Current cyber stars such as Facebook and Flickr operate through Web 2.0 technology but owe their popularity and success to their ability to enable “people to read about, see photos and connect with people they know,” Schafer said.

Froman of Delvinia said he now realizes that any slump or boom in an industry will eventually lead to a “correction.”

“The key is to build in a pragmatic way, recognize the trends and what’s happening in the environment, be responsive to it and deal with it accordingly.”

Businesses should always be on the lookout for the “WTF (what the f***) instances” that have the potential of defining the industry direction, Froman said.

For instance, all three executives said they were still in “awe” at the power with which the wave of social networks has lifted the Web industry in recent years.

“The phenomena indicates that the consumption of media has caught up with our vision of what Internet could be,” according to Froman. Technology such as instant messaging and rich media sharing were available sometime ago but consumers were not ready for them until recently, he explained.

While the three panelists stressed the importance of “experimenting and taking risks” as well as investing in research and development, they also recommended taking a safer path in growing the business part of a company.

Companies should build upon “sound business fundamentals,” according to Starkman of the Shopping Channel.

Rather than going on a spending spree, his company leveraged existing assets when it set out to establish its Web presence some six years ago.
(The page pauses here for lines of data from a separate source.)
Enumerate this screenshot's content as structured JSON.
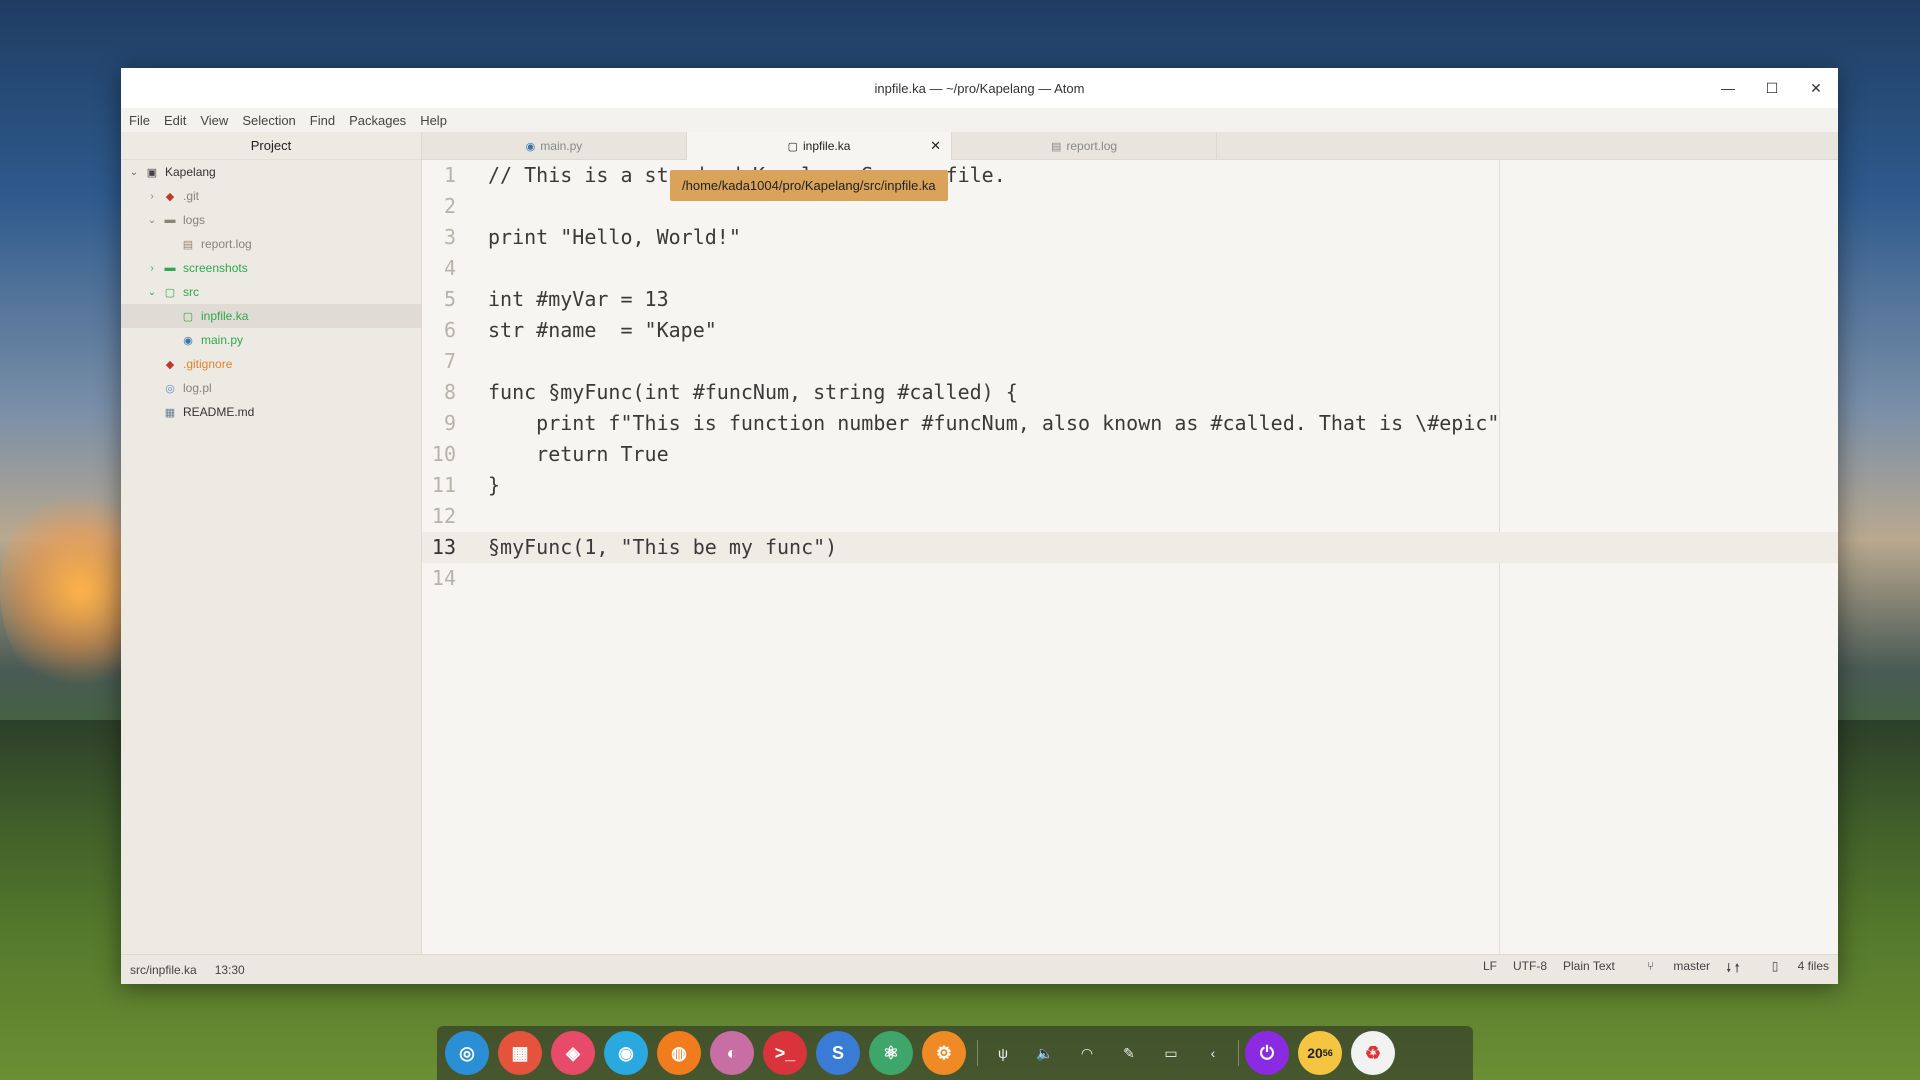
{
  "window": {
    "title": "inpfile.ka — ~/pro/Kapelang — Atom",
    "controls": {
      "minimize": "—",
      "maximize": "☐",
      "close": "✕"
    }
  },
  "menu": [
    "File",
    "Edit",
    "View",
    "Selection",
    "Find",
    "Packages",
    "Help"
  ],
  "sidebar": {
    "header": "Project",
    "root": "Kapelang",
    "items": [
      {
        "label": ".git",
        "icon": "git-icon",
        "glyph": "◆",
        "chev": "›",
        "color": "muted"
      },
      {
        "label": "logs",
        "icon": "folder-icon",
        "glyph": "▬",
        "chev": "⌄",
        "color": "muted"
      },
      {
        "label": "report.log",
        "icon": "file-text-icon",
        "glyph": "▤",
        "chev": "",
        "color": "muted"
      },
      {
        "label": "screenshots",
        "icon": "folder-icon",
        "glyph": "▬",
        "chev": "›",
        "color": "green"
      },
      {
        "label": "src",
        "icon": "folder-open-icon",
        "glyph": "▢",
        "chev": "⌄",
        "color": "green"
      },
      {
        "label": "inpfile.ka",
        "icon": "file-icon",
        "glyph": "▢",
        "chev": "",
        "color": "green"
      },
      {
        "label": "main.py",
        "icon": "python-icon",
        "glyph": "◉",
        "chev": "",
        "color": "green"
      },
      {
        "label": ".gitignore",
        "icon": "git-icon",
        "glyph": "◆",
        "chev": "",
        "color": "orange"
      },
      {
        "label": "log.pl",
        "icon": "perl-icon",
        "glyph": "◎",
        "chev": "",
        "color": "muted"
      },
      {
        "label": "README.md",
        "icon": "markdown-icon",
        "glyph": "▦",
        "chev": "",
        "color": "dark"
      }
    ]
  },
  "tabs": [
    {
      "label": "main.py",
      "icon": "python-icon",
      "glyph": "◉"
    },
    {
      "label": "inpfile.ka",
      "icon": "file-icon",
      "glyph": "▢"
    },
    {
      "label": "report.log",
      "icon": "file-text-icon",
      "glyph": "▤"
    }
  ],
  "tab_close": "✕",
  "tooltip": "/home/kada1004/pro/Kapelang/src/inpfile.ka",
  "editor": {
    "lines": [
      {
        "n": "1",
        "text": "// This is a standard Kapelang Source file."
      },
      {
        "n": "2",
        "text": ""
      },
      {
        "n": "3",
        "text": "print \"Hello, World!\""
      },
      {
        "n": "4",
        "text": ""
      },
      {
        "n": "5",
        "text": "int #myVar = 13"
      },
      {
        "n": "6",
        "text": "str #name  = \"Kape\""
      },
      {
        "n": "7",
        "text": ""
      },
      {
        "n": "8",
        "text": "func §myFunc(int #funcNum, string #called) {"
      },
      {
        "n": "9",
        "text": "    print f\"This is function number #funcNum, also known as #called. That is \\#epic\""
      },
      {
        "n": "10",
        "text": "    return True"
      },
      {
        "n": "11",
        "text": "}"
      },
      {
        "n": "12",
        "text": ""
      },
      {
        "n": "13",
        "text": "§myFunc(1, \"This be my func\")"
      },
      {
        "n": "14",
        "text": ""
      }
    ],
    "current_line": 13
  },
  "status": {
    "path": "src/inpfile.ka",
    "cursor": "13:30",
    "line_ending": "LF",
    "encoding": "UTF-8",
    "grammar": "Plain Text",
    "branch": "master",
    "fetch": "🠗 🠕",
    "files": "4 files"
  },
  "dock": {
    "apps": [
      {
        "name": "launcher-icon",
        "glyph": "◎",
        "color": "#2b8fd6"
      },
      {
        "name": "multitask-icon",
        "glyph": "▦",
        "color": "#e5533d"
      },
      {
        "name": "app-store-icon",
        "glyph": "◈",
        "color": "#e84a6a"
      },
      {
        "name": "file-manager-icon",
        "glyph": "◉",
        "color": "#2aa8e0"
      },
      {
        "name": "firefox-icon",
        "glyph": "◍",
        "color": "#f07c1e"
      },
      {
        "name": "image-viewer-icon",
        "glyph": "◐",
        "color": "#c76fa5"
      },
      {
        "name": "terminal-icon",
        "glyph": ">_",
        "color": "#d9343c"
      },
      {
        "name": "simplenote-icon",
        "glyph": "S",
        "color": "#3a7bd5"
      },
      {
        "name": "atom-icon",
        "glyph": "⚛",
        "color": "#3ea66a"
      },
      {
        "name": "settings-icon",
        "glyph": "⚙",
        "color": "#f08a24"
      }
    ],
    "tray": [
      {
        "name": "usb-icon",
        "glyph": "ψ"
      },
      {
        "name": "volume-icon",
        "glyph": "🔈"
      },
      {
        "name": "wifi-icon",
        "glyph": "◠"
      },
      {
        "name": "pen-icon",
        "glyph": "✎"
      },
      {
        "name": "keyboard-icon",
        "glyph": "▭"
      },
      {
        "name": "expand-icon",
        "glyph": "‹"
      }
    ],
    "power": "⏻",
    "clock": "20",
    "clock_minutes": "56",
    "trash": "♻"
  }
}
The Shopping Channel’s Web team worked out of a back warehouse but also made good use of the company’s existing TV-side talent and customer database, Starkman said. The Shopping Channel has grown from annual sales of $3 million to $40 million and expected $100 million in sales this year, Starkman said.

“We built the business depending on the funding available,” he said.

Instead of spending money to create another system, The Shopping Channel integrated these valuable assets into one system so that nothing was wasted.

“It didn’t matter if the orders came from TV viewers on the phone or transacting via Website, the warehouse viewed them the same way.”

The company, however, didn’t scrimp on analytics, Starkman said.

“Some might call us cheap, but we measure everything (calls per minute, deals per minute, contribution per minute) because it tells us how our business is doing.”

Froman agrees. He said quality and validity of data is extremely important to Web marketing because the client always wants to know “where the data came from and what does it mean.”

In the near future, Schafer of Tucows sees more and more company’s moving towards a “Web first” business model where “all marketing efforts will be driven towards the company’s Internet presence.”

A good example of this, he said, is Apple’s advertising strategy. “The magazine and TV ads appeal to emotions and pull in the customer. But if you want to learn more about the product you have to go to the Website.”

He said this is largely the result of changing consumer attitudes. “People are now accustomed to researching products on the Web before they make a purchase.”

Another trend that North American marketers are closely watching is mobile marketing.

Starkman said recent estimates attribute as much as 12 per cent of Web sales in Japan to purchases made using a mobile device.

He said using cell phones to purchase products is growing in Asia and Europe but has yet to be fully exploited in the U.S. and Canada despite broadband developments in the region.